Drop-shots and tube jigs lead the way
Image for Top 5 Patterns from Lake Erie Day 1
JT Kenney Photo by Jesse Schultz. Angler: Jt Kenney.
July 26, 2018 • Colin Moore • Toyota Series

Even under the best of circumstances Neil Farlow isn’t much of a talker, but he let his fishing do the talking for him on day one of the Costa FLW Series Northern Division derby presented by Polaris and hosted by Buffalo Niagara Sports Commission on Lake Erie out of Buffalo, N.Y.

Farlow, of St. Catherines, Ontario, was tight-lipped about his spots and his lure choices in the opening round, but probably he’s not doing a lot differently from the rest of the field. Drop-shot rigs and tube jigs, in that order, seemed to be the approach du jour among pros and co-anglers alike. Farlow also indicated that bottom composition changes were key and attracted more smallmouths.

Friday’s semi-final round is expected to produce more exceptional stringers, and perhaps changes in the top 10, where only a pound and an ounce separate 10th place from first place. Meanwhile, here’s a look at some of the anglers trying to tip Farlow out of the top spot.

 

2. Ben Wright ­– Peru, N.Y. – 24-3

The New York angler brought in one of the biggest smallmouths of the day, a 5-pound, 7-ounce fish. He caught it and others dragging a drop-shot rig around the Waverly Shoal area. Wright culled five times and says the fish he was on didn’t show any particular preference to the bait color he was using.

“I was fishing a shoal with a lot of rock and where the bottom changed from gravel to chunk rock,” he says. “There was also a breakline in 31 to 39 feet down. The fish bit pretty good early in the day, but it really slowed down around midday.”

Wright was fishing with a Lew’s reel with Seaguar Finesse Fluorocarbon.

 

3. Charles Sim – Nepean, Ontario – 23-3

Sim hedged his deep-water bets by trying to get a shallow jerkbait bite going along the Canadian shoreline. It didn’t work, so he did what just about everybody else was doing: He fished a 30-foot-plus breakline that featured a rock-to-sand transition.

“I wound up with a drop-shot rig in my hand. I culled about five fish during the day,” he sats.

 

4. JT Kenney – Palm Bay, Fla. – 23-2

A lot of people have mistaken Kenney as a shallow-water specialist more accustomed to flipping and pitching jigs and rigs into shallow cover. Kenney fished like a local on day one and was culling fish by midmorning. His best spot was a rocky bottom in 30 to 33 feet of water.

“I could see all kinds of bait at the bottom, and when the drop-shot got around the bass they ate it,” says Kenney. “The slower I fished it, the better they liked it.
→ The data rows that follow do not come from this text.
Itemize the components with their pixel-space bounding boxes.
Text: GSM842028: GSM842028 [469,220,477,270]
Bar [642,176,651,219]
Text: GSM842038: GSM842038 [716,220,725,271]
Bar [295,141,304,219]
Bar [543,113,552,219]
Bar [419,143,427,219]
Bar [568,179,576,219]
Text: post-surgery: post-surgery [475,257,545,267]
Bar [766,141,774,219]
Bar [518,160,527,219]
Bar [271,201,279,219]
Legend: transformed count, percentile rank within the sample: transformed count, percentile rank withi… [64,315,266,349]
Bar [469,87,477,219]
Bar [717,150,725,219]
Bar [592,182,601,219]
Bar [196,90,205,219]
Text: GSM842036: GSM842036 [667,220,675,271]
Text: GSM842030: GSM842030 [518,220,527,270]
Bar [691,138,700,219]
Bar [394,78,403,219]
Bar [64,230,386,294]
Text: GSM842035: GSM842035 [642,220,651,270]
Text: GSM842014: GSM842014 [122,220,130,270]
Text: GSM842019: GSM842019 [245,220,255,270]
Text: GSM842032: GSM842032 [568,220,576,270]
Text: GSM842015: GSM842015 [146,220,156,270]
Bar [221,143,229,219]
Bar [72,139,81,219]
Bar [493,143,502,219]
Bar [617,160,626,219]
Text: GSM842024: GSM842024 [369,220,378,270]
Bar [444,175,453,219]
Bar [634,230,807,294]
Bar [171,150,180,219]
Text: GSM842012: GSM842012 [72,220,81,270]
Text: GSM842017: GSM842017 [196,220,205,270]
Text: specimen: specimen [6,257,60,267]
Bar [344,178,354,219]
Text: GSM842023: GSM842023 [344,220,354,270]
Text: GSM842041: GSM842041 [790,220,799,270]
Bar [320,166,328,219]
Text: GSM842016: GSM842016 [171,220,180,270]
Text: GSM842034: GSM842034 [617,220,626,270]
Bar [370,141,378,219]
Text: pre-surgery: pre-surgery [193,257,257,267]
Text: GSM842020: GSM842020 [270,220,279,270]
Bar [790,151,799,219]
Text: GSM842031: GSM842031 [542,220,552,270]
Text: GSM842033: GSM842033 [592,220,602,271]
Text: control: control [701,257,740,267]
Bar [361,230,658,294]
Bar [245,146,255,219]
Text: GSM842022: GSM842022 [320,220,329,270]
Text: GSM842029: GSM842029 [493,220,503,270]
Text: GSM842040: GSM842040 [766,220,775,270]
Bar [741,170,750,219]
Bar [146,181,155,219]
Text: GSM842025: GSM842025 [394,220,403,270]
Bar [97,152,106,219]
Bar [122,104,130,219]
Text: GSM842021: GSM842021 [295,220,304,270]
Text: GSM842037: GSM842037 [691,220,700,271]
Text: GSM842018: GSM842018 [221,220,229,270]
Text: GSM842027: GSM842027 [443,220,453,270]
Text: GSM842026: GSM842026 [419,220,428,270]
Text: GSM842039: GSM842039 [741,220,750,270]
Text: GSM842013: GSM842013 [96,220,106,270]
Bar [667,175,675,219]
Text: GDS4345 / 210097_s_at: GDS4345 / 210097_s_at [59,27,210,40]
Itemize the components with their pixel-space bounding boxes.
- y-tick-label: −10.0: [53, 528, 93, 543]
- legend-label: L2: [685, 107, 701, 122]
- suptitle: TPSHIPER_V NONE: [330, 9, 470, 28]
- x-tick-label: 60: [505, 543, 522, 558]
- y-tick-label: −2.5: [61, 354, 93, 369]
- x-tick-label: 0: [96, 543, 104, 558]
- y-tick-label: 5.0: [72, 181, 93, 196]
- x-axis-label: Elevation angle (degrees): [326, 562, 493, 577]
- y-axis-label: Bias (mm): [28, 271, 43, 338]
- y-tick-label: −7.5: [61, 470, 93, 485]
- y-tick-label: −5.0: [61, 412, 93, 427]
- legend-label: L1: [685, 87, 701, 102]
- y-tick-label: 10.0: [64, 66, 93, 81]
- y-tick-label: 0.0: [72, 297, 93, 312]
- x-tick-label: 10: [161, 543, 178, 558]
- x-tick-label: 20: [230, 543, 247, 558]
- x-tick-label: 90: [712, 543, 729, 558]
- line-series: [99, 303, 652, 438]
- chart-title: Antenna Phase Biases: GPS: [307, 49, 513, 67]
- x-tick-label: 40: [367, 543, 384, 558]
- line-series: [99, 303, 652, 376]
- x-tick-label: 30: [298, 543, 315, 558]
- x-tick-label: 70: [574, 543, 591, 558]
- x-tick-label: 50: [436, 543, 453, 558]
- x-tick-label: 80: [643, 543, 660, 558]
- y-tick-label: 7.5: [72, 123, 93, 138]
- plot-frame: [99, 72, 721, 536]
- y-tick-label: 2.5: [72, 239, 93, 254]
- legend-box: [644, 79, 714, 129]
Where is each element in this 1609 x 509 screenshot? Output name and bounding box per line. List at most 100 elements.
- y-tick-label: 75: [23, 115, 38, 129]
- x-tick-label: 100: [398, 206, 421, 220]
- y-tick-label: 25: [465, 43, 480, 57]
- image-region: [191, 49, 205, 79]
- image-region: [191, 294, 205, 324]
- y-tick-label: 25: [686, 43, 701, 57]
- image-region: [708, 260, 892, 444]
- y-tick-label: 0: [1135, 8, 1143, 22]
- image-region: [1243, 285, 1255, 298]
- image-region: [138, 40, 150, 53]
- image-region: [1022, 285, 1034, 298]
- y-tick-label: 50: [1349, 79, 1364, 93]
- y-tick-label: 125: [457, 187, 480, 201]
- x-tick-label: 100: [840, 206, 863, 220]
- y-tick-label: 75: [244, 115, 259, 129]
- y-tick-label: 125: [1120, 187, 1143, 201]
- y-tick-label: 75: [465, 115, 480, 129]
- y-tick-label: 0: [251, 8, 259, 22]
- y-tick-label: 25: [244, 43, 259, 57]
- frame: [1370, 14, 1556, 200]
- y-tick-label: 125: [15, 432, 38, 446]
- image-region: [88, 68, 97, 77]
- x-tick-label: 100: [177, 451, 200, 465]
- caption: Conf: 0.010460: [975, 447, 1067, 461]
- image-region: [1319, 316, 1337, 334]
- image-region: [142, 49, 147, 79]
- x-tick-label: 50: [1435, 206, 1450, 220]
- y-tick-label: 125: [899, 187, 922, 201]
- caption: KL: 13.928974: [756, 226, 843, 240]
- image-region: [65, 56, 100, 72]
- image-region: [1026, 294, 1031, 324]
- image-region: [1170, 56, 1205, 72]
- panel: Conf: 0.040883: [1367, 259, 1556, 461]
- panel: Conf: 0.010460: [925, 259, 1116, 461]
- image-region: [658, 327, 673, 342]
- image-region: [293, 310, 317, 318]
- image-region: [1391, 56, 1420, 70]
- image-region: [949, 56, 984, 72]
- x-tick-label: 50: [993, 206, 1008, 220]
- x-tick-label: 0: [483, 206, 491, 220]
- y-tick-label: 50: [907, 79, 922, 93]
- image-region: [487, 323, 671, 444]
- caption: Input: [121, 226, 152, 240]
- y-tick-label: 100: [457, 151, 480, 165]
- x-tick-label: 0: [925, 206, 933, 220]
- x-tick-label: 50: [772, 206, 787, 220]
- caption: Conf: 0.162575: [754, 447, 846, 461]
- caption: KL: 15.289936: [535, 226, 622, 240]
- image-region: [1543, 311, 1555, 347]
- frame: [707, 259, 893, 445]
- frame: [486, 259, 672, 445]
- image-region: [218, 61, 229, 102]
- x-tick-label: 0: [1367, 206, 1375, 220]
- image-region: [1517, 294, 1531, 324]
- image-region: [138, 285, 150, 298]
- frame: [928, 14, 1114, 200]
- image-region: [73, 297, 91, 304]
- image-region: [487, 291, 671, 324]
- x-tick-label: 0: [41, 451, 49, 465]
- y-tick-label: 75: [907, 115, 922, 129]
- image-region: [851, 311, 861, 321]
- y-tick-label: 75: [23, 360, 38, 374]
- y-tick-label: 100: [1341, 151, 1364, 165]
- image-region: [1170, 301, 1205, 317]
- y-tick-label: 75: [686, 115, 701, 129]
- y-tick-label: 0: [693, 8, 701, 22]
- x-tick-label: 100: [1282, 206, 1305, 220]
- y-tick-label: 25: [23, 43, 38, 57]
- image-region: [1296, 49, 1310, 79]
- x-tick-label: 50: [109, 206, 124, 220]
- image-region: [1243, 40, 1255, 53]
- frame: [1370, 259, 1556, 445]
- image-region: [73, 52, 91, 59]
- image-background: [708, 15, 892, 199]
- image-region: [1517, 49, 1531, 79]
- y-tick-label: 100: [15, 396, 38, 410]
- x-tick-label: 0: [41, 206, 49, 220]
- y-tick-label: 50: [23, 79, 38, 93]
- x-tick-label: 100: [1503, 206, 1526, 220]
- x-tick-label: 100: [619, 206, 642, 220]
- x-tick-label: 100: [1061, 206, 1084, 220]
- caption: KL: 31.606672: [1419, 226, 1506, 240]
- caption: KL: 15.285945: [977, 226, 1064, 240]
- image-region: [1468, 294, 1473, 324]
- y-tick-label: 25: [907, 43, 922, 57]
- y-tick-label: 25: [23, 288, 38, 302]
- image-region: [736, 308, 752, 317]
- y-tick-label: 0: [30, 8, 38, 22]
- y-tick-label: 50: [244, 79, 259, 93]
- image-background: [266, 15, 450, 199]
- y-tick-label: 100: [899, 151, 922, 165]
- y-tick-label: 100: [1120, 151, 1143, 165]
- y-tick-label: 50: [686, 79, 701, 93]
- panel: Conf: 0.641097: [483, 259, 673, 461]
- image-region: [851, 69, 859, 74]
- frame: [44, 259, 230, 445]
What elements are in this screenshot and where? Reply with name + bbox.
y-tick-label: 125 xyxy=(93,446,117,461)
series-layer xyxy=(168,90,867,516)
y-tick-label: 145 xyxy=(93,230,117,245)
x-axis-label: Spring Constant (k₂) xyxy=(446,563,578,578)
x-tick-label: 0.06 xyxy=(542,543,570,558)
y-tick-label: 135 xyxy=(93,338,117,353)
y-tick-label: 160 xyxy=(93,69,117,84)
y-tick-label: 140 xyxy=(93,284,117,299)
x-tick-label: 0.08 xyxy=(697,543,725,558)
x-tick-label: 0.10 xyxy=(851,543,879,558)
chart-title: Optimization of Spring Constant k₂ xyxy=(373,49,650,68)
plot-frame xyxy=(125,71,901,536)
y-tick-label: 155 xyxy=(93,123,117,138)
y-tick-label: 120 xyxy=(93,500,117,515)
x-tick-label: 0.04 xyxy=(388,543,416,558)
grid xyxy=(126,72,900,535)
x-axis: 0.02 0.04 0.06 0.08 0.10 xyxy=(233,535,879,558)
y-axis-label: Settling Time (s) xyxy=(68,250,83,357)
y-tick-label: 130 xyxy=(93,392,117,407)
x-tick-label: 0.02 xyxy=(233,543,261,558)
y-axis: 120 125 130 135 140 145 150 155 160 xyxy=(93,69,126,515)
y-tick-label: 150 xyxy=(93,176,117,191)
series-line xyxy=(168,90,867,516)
I thought they would bite better later in the day when the sun came out and the wind got up, but it didn’t seem to make much of a difference.”

Kenney credited his 7-foot, 3-inch Halo spinning rod fished with 10-pound-test Sunline Super FC Sniper Fluorocarbon line with helping him feel faint bites better.

 

5. J. Todd Tucker – Moultrie, Ga. – 22-15

“I caught about two dozen keepers today – all of them on a drop-shot rig,” says the Georgia pro.

Tucker went against type as one of the few U.S. anglers to travel into Canadian waters to catch his limit. He ran about eight miles from the takeoff point at Safe Harbor Marina to fish a rock bottom in about 35 feet of water. Isolated rocks were critical to his approach.